Everyone knows I’m counting down the days until my son goes back to school—eight, to be exact, so I can write in peace again. My writing goals were so far from being fulfilled this summer that I’m embarrassed to even call myself a writer. Writers write, after all.

Even though I failed miserably in the writing department, I also had Son Goals this summer.

1. Do one cultural thing—and eating ethnic food doesn’t count. WIN. We went to the Natural History Museum in Los Angeles. This is when my son’s ADHD comes in handy, because while I adore museums, I adore them in short doses—meaning I cannot spend hours upon hours in one. Unless it’s the Louvre. So we whizzed through everything pretty quickly, yet still came away feeling very yogurty (cultured).

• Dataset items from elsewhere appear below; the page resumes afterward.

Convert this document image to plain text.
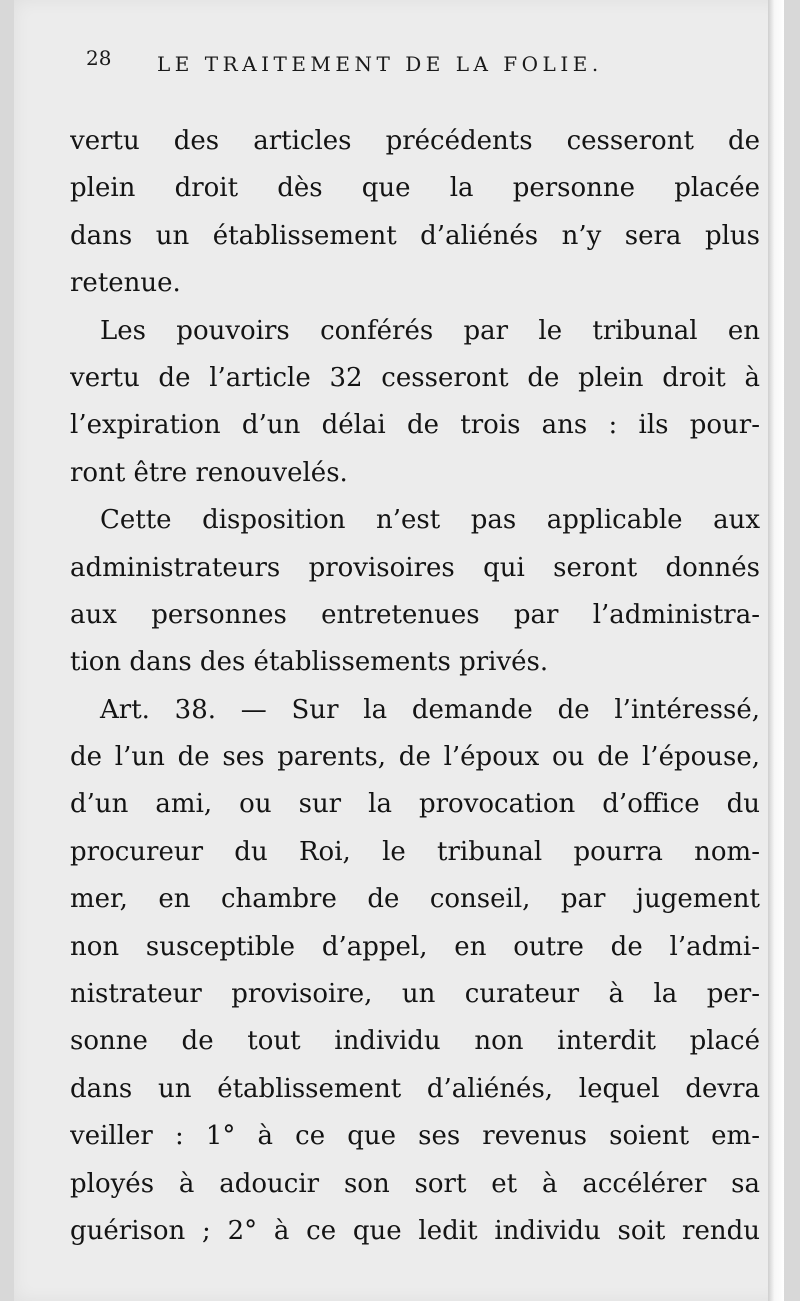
28 LE TRAITEMENT DE LA FOLIE.
vertu des articles précédents cesseront de
plein droit dès que la personne placée
dans un établissement d’aliénés n’y sera plus
retenue.
Les pouvoirs conférés par le tribunal en
vertu de l’article 32 cesseront de plein droit à
l’expiration d’un délai de trois ans : ils pour-
ront être renouvelés.
Cette disposition n’est pas applicable aux
administrateurs provisoires qui seront donnés
aux personnes entretenues par l’administra-
tion dans des établissements privés.
Art. 38. — Sur la demande de l’intéressé,
de l’un de ses parents, de l’époux ou de l’épouse,
d’un ami, ou sur la provocation d’office du
procureur du Roi, le tribunal pourra nom-
mer, en chambre de conseil, par jugement
non susceptible d’appel, en outre de l’admi-
nistrateur provisoire, un curateur à la per-
sonne de tout individu non interdit placé
dans un établissement d’aliénés, lequel devra
veiller : 1° à ce que ses revenus soient em-
ployés à adoucir son sort et à accélérer sa
guérison ; 2° à ce que ledit individu soit rendu
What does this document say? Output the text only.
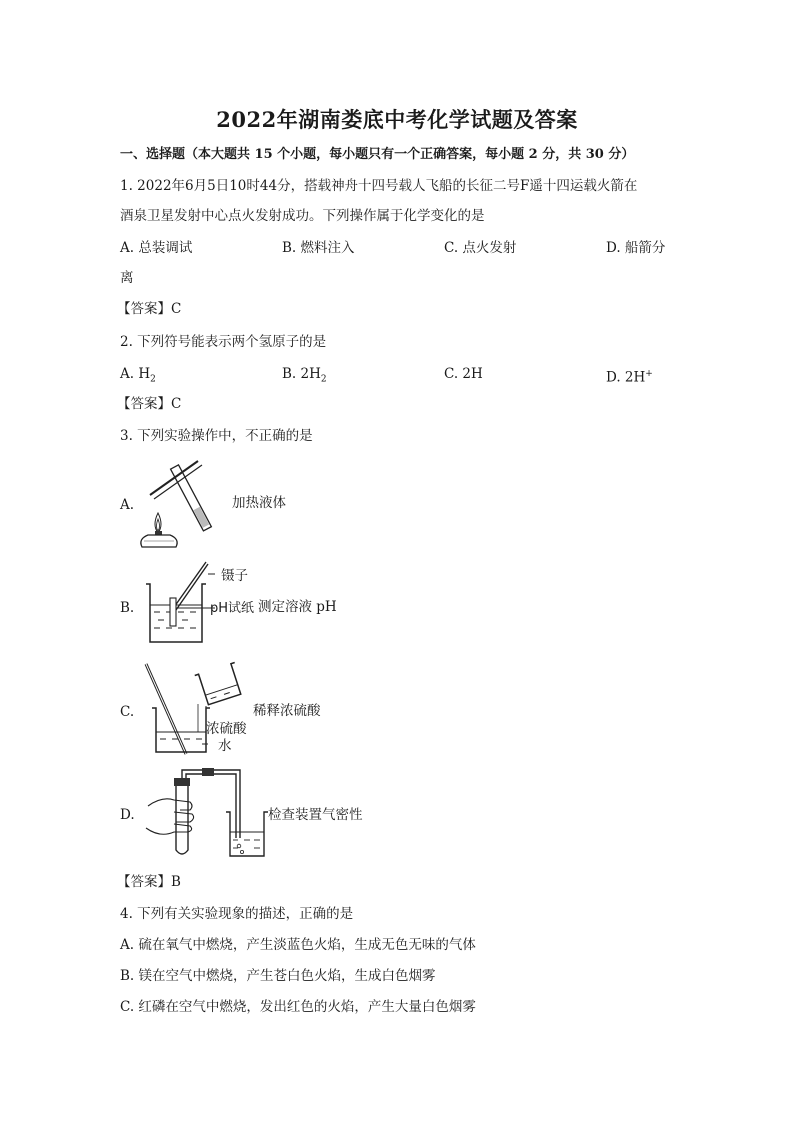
2022年湖南娄底中考化学试题及答案
一、选择题（本大题共 15 个小题，每小题只有一个正确答案，每小题 2 分，共 30 分）
1. 2022年6月5日10时44分，搭载神舟十四号载人飞船的长征二号F遥十四运载火箭在
酒泉卫星发射中心点火发射成功。下列操作属于化学变化的是
A. 总装调试	B. 燃料注入	C. 点火发射	D. 船箭分
离
【答案】C
2. 下列符号能表示两个氢原子的是
A. $H_2$	B. $2H_2$	C. 2H	D. 2H+
【答案】C
3. 下列实验操作中，不正确的是
A.	加热液体
B.
镊子
pH试纸 测定溶液 pH
C.	稀释浓硫酸
浓硫酸
水
D.	检查装置气密性
【答案】B
4. 下列有关实验现象的描述，正确的是
A. 硫在氧气中燃烧，产生淡蓝色火焰，生成无色无味的气体
B. 镁在空气中燃烧，产生苍白色火焰，生成白色烟雾
C. 红磷在空气中燃烧，发出红色的火焰，产生大量白色烟雾
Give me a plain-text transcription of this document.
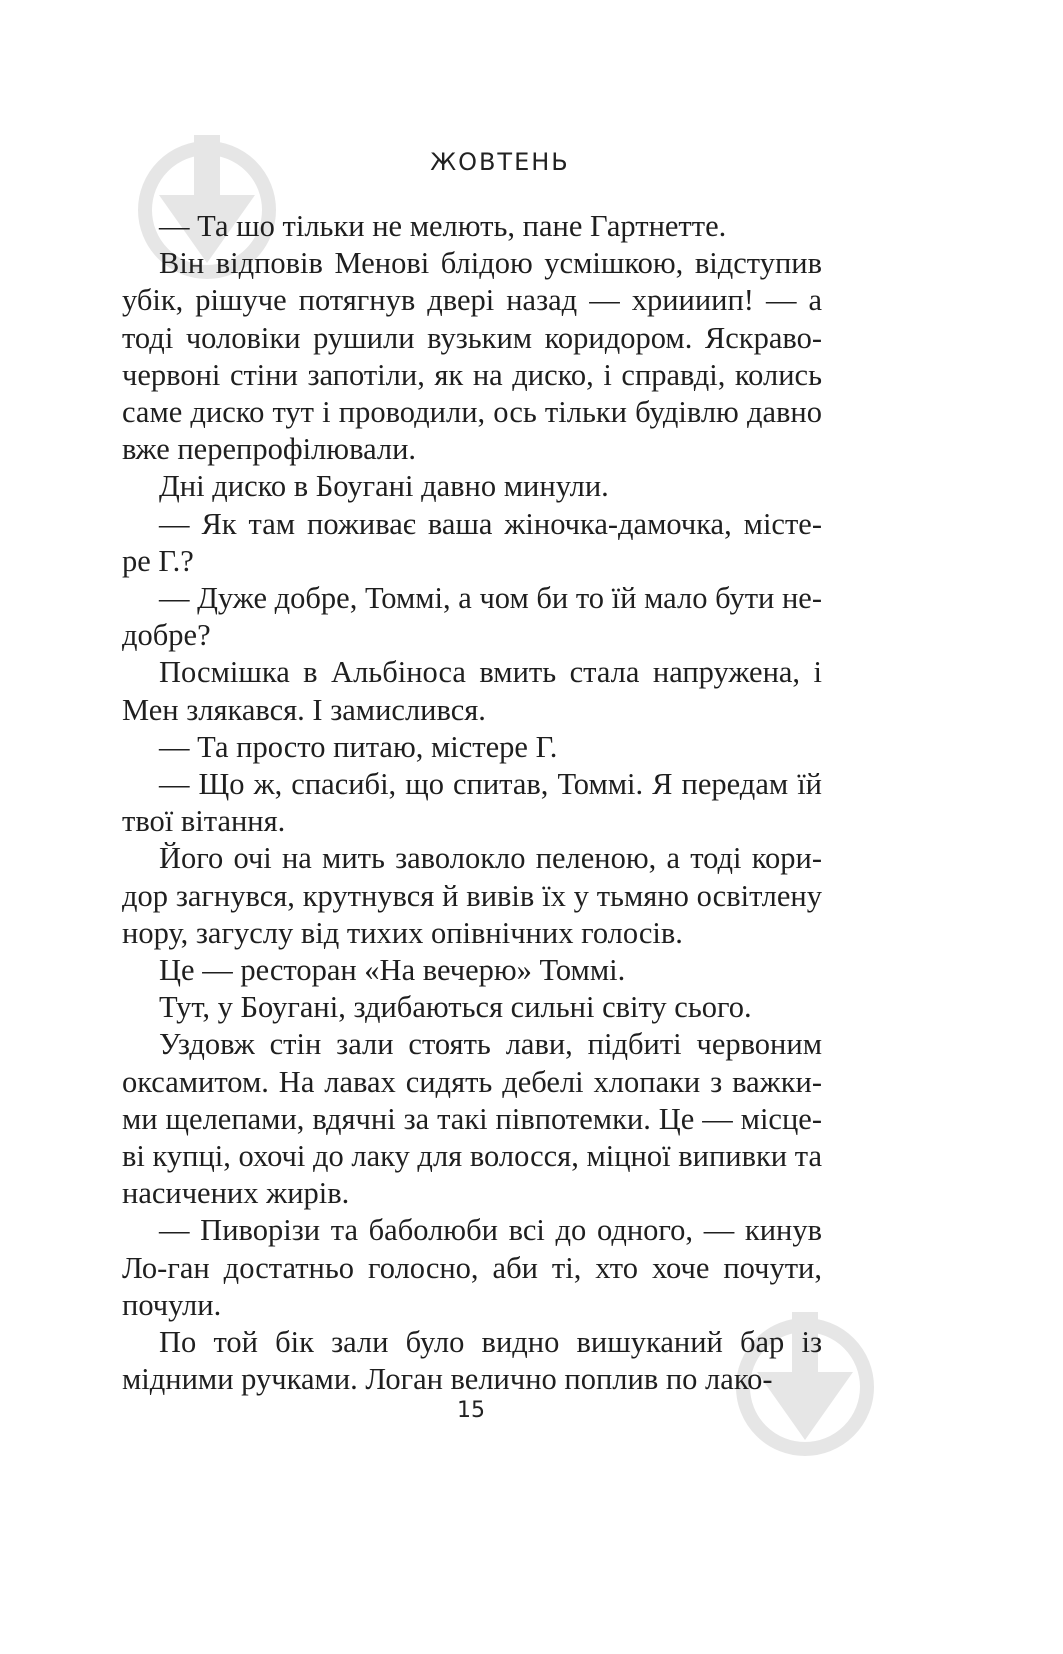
ЖОВТЕНЬ

— Та шо тільки не мелють, пане Гартнетте.

Він відповів Менові блідою усмішкою, відступив убік, рішуче потягнув двері назад — хриииип! — а тоді чоловіки рушили вузьким коридором. Яскраво-червоні стіни запотіли, як на диско, і справді, колись саме диско тут і проводили, ось тільки будівлю давно вже перепрофілювали.

Дні диско в Боугані давно минули.

— Як там поживає ваша жіночка-дамочка, місте-ре Г.?

— Дуже добре, Томмі, а чом би то їй мало бути не-добре?

Посмішка в Альбіноса вмить стала напружена, і Мен злякався. І замислився.

— Та просто питаю, містере Г.

— Що ж, спасибі, що спитав, Томмі. Я передам їй твої вітання.

Його очі на мить заволокло пеленою, а тоді кори-дор загнувся, крутнувся й вивів їх у тьмяно освітлену нору, загуслу від тихих опівнічних голосів.

Це — ресторан «На вечерю» Томмі.

Тут, у Боугані, здибаються сильні світу сього.

Уздовж стін зали стоять лави, підбиті червоним оксамитом. На лавах сидять дебелі хлопаки з важки-ми щелепами, вдячні за такі півпотемки. Це — місце-ві купці, охочі до лаку для волосся, міцної випивки та насичених жирів.

— Пиворізи та баболюби всі до одного, — кинув Ло-ган достатньо голосно, аби ті, хто хоче почути, почули.

По той бік зали було видно вишуканий бар із мідними ручками. Логан велично поплив по лако-

15
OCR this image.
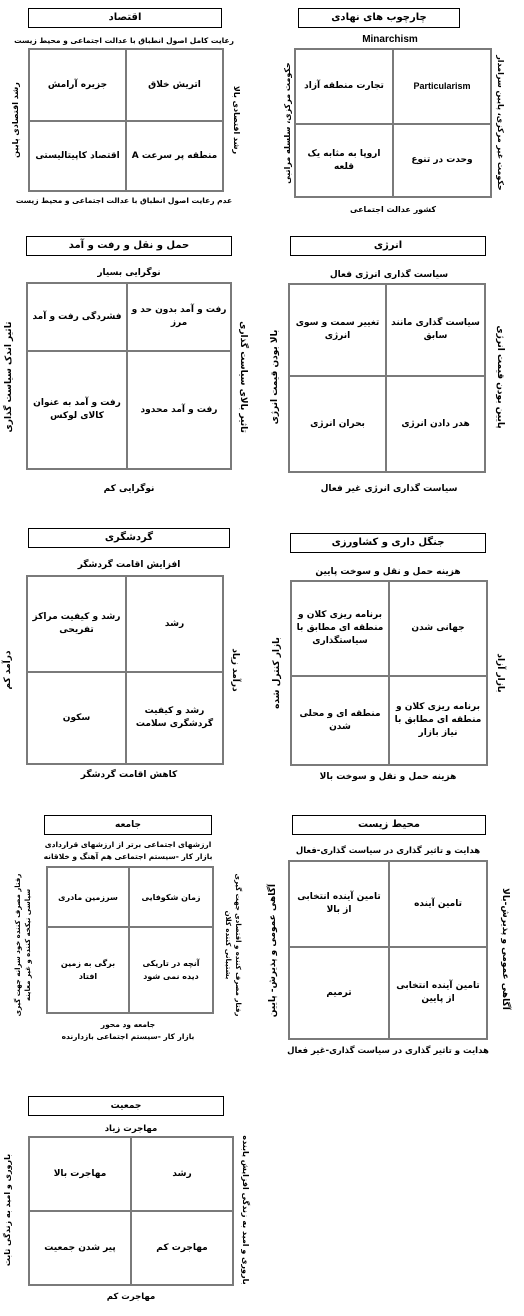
چارچوب های نهادی
Minarchism
Particularism
تجارت منطقه آزاد
وحدت در تنوع
اروپا به مثابه یک قلعه
کشور عدالت اجتماعی
حکومت غیر مرکزی، پایین سرامدار
حکومت مرکزی، سلسله مراتبی
اقتصاد
رعایت کامل اصول انطباق با عدالت اجتماعی و محیط زیست
اتریش خلاق
جزیره آرامش
منطقه پر سرعت A
اقتصاد کاپیتالیستی
عدم رعایت اصول انطباق با عدالت اجتماعی و محیط زیست
رشد اقتصادی بالا
رشد اقتصادی پایین
انرژی
سیاست گذاری انرژی فعال
سیاست گذاری مانند سابق
تغییر سمت و سوی انرژی
هدر دادن انرژی
بحران انرژی
سیاست گذاری انرژی غیر فعال
پایین بودن قیمت انرژی
بالا بودن قیمت انرژی
حمل و نقل و رفت و آمد
نوگرایی بسیار
رفت و آمد بدون حد و مرز
فشردگی رفت و آمد
رفت و آمد محدود
رفت و آمد به عنوان کالای لوکس
نوگرایی کم
تاثیر بالای سیاست گذاری
تاثیر اندک سیاست گذاری
جنگل داری و کشاورزی
هزینه حمل و نقل و سوخت پایین
جهانی شدن
برنامه ریزی کلان و منطقه ای مطابق با سیاستگذاری
برنامه ریزی کلان و منطقه ای مطابق با نیاز بازار
منطقه ای و محلی شدن
هزینه حمل و نقل و سوخت بالا
بازار آزاد
بازار کنترل شده
گردشگری
افزایش اقامت گردشگر
رشد
رشد و کیفیت مراکز تفریحی
رشد و کیفیت گردشگری سلامت
سکون
کاهش اقامت گردشگر
درآمد زیاد
درآمد کم
محیط زیست
هدایت و تاثیر گذاری در سیاست گذاری-فعال
تامین آینده
تامین آینده انتخابی از بالا
تامین آینده انتخابی از پایین
ترمیم
هدایت و تاثیر گذاری در سیاست گذاری-غیر فعال
آگاهی عمومی و پذیرش-بالا
آگاهی عمومی و پذیرش- پایین
جامعه
ارزشهای اجتماعی برتر از ارزشهای قراردادی
بازار کار -سیستم اجتماعی هم آهنگ و خلاقانه
زمان شکوفایی
سرزمین مادری
آنچه در تاریکی دیده نمی شود
برگی به زمین افتاد
جامعه ود محور
بازار کار -سیستم اجتماعی بازدارنده
رفتار مصرف کننده و اقتصادی جهت گیری بشتیبانی کننده کلان
رفتار مصرف کننده خود سرانه جهت گیری سیاسی نیکخه کننده و غیر معاینه
جمعیت
مهاجرت زیاد
رشد
مهاجرت بالا
مهاجرت کم
پیر شدن جمعیت
مهاجرت کم
باروری و امید به زندگی افزایش یابنده
باروری و امید به زندگی ثابت
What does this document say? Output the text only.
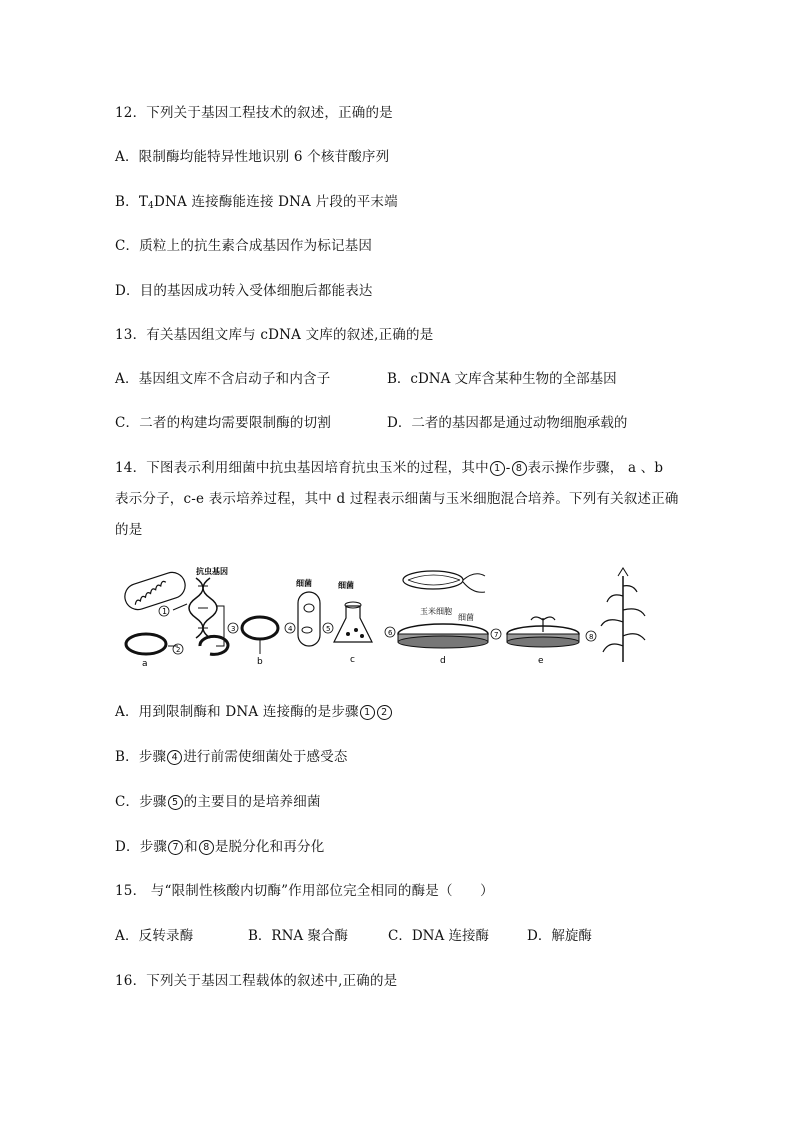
12．下列关于基因工程技术的叙述，正确的是
A．限制酶均能特异性地识别 6 个核苷酸序列
B．$T_4DNA$ 连接酶能连接 DNA 片段的平末端
C．质粒上的抗生素合成基因作为标记基因
D．目的基因成功转入受体细胞后都能表达
13．有关基因组文库与 cDNA 文库的叙述,正确的是
A．基因组文库不含启动子和内含子	B．cDNA 文库含某种生物的全部基因
C．二者的构建均需要限制酶的切割	D．二者的基因都是通过动物细胞承载的
14．下图表示利用细菌中抗虫基因培育抗虫玉米的过程，其中 1 - 8 表示操作步骤， a 、b
表示分子，c-e 表示培养过程，其中 d 过程表示细菌与玉米细胞混合培养。下列有关叙述正确
的是
1
a
2
抗虫基因
3
b
4
细菌
5
细菌
c
6
玉米细胞
细菌
d
7
e
8
A．用到限制酶和 DNA 连接酶的是步骤 1 2
B．步骤 4 进行前需使细菌处于感受态
C．步骤 5 的主要目的是培养细菌
D．步骤 7 和 8 是脱分化和再分化
15． 与“限制性核酸内切酶”作用部位完全相同的酶是（　　）
A．反转录酶	B．RNA 聚合酶	C．DNA 连接酶	D．解旋酶
16．下列关于基因工程载体的叙述中,正确的是
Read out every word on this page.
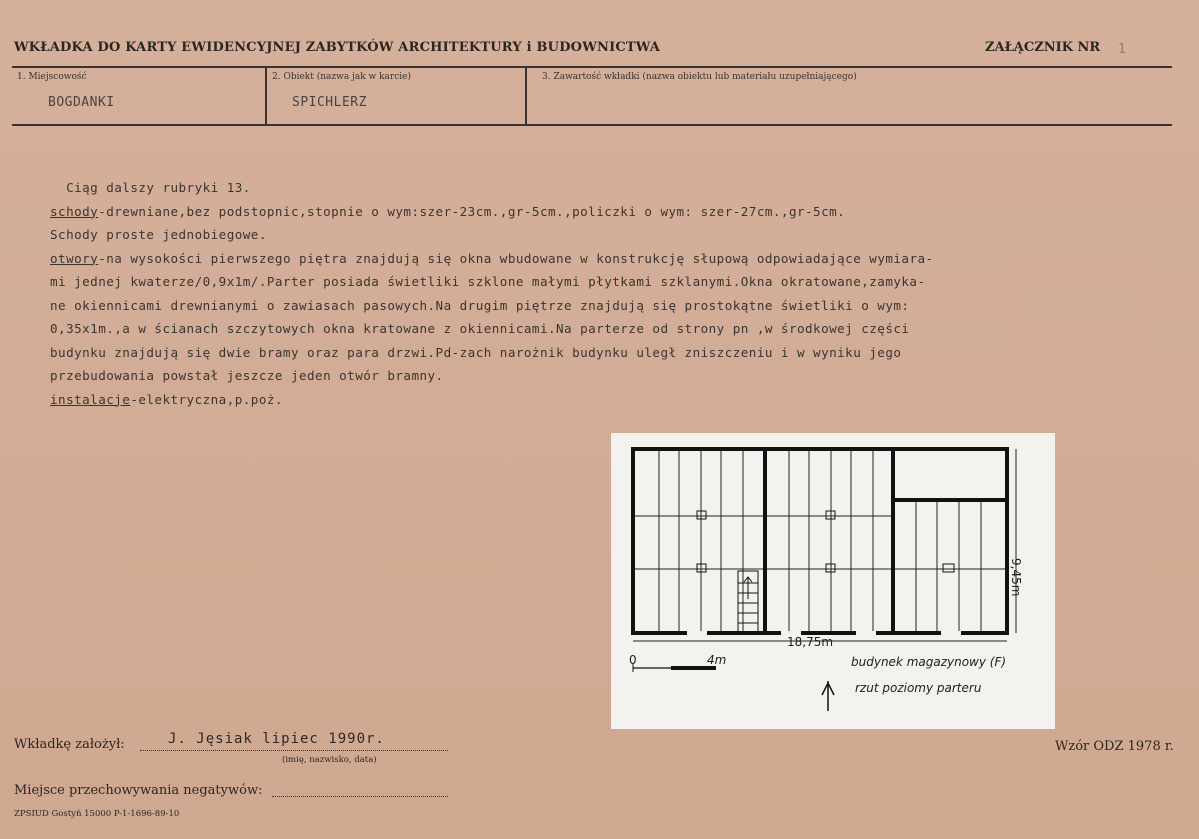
WKŁADKA DO KARTY EWIDENCYJNEJ ZABYTKÓW ARCHITEKTURY i BUDOWNICTWA	ZAŁĄCZNIK NR 1
1. Miejscowość
BOGDANKI
2. Obiekt (nazwa jak w karcie)
SPICHLERZ
3. Zawartość wkładki (nazwa obiektu lub materiału uzupełniającego)
Ciąg dalszy rubryki 13.
schody-drewniane,bez podstopnic,stopnie o wym:szer-23cm.,gr-5cm.,policzki o wym: szer-27cm.,gr-5cm.
Schody proste jednobiegowe.
otwory-na wysokości pierwszego piętra znajdują się okna wbudowane w konstrukcję słupową odpowiadające wymiara-
mi jednej kwaterze/0,9x1m/.Parter posiada świetliki szklone małymi płytkami szklanymi.Okna okratowane,zamyka-
ne okiennicami drewnianymi o zawiasach pasowych.Na drugim piętrze znajdują się prostokątne świetliki o wym:
0,35x1m.,a w ścianach szczytowych okna kratowane z okiennicami.Na parterze od strony pn ,w środkowej części
budynku znajdują się dwie bramy oraz para drzwi.Pd-zach narożnik budynku uległ zniszczeniu i w wyniku jego
przebudowania powstał jeszcze jeden otwór bramny.
instalacje-elektryczna,p.poż.
18,75m
9,45m
0	4m	budynek magazynowy (F)
rzut poziomy parteru
Wkładkę założył:	J. Jęsiak lipiec 1990r.
(imię, nazwisko, data)
Wzór ODZ 1978 r.
Miejsce przechowywania negatywów:
ZPSIUD Gostyń 15000 P-1-1696-89-10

2. Get my son to finally sleep in his own bed. Yes, I know how old he is…sigh. This has been a bone of contention with every human being I know. Opinions ranged from my son possibly turning gay, to winding up with an Oedipus complex in the future, to him being twenty and still sleeping in my bed. It’s not like I haven’t tried over the years; it’s just that I wanted the decision to be his, rather than us having to wage battle every night. WIN. We both decided once he turned ten in July, it was time. I’m happy to report so far, so good. And I won’t have to witness his very first wet dream.

3. Teach son that Mom is not a maid. This one has been particularly difficult for me, because not only am I borderline obsessive-compulsive, I’m also a control freak and a perfectionist to boot. See, no one else can do “it” as well as me, so I may as well just do “it” myself. A lot of women are like this, which comes back to bite them in the ass. My ex used to say, “Why should I clean the bathroom, wash the dishes, do the laundry…when I know I can’t do it the way you want me to do it?”

Theoretically, I’m supposed to let my son wash dishes even if he doesn’t use scalding hot water to get them clean, right? Or I need to let him fold clothes even if the sides and hems don’t line up, right? Wrong. I’m so not there yet, and if I could go there, I’d worry I’d crack all my teeth from gritting them so hard. Maybe next year. I give myself a FAIL for this particular goal.

4. Go to the beach. We live in Southern California. It would be truly pathetic if we didn’t get to the beach at least once. My excuse for not doing anything that requires me to drive into Los Angeles is fear of traffic. I can’t stand not going more than twenty-three miles per hour for two-and-a-half hours. And yet there are folks who do it every freaking day. Maybe they use the time to learn Cantonese, or they relish the time away from their nagging wife and bitchy teenage daughter. But me? My blood pressure goes up and I wind up feeling like I have a ruptured aneurysm.

But for the sake of my son’s happiness I braved the traffic, and because we brought three different kinds of cookies with us, instead of high blood pressure, I had a sugar-induced high, which felt much better. We brought one of my son’s friends with us, so I did have to be hyper-vigilant about making sure the undertow didn’t suck him out to sea. Besides a flock of seagulls ripping open and devouring our family-size bag of potato chips while we were swimming, it was a great day.

On our way home, as we were stuck in traffic and playing that game where you spy words beginning with the letters of the alphabet (words beginning with Q and X are impossible to find, btw), my son decided he had to pee. There was no way I was going to pull over, so he thought it’d be fun to try and pee into an empty plastic water bottle. I told him it was a good thing his penis was small enough to fit inside the opening of one. He had a ball trying to stick his penis into the bottle, and it was all fun-and-games until I considered the repercussions of him spilling a bottle of urine all over my car seat and floor. Fortunately, he was unable to pee sitting down while belted in, so all in all, I’d have to say this day was full of WIN.

Has anyone had a summer more exciting than mine?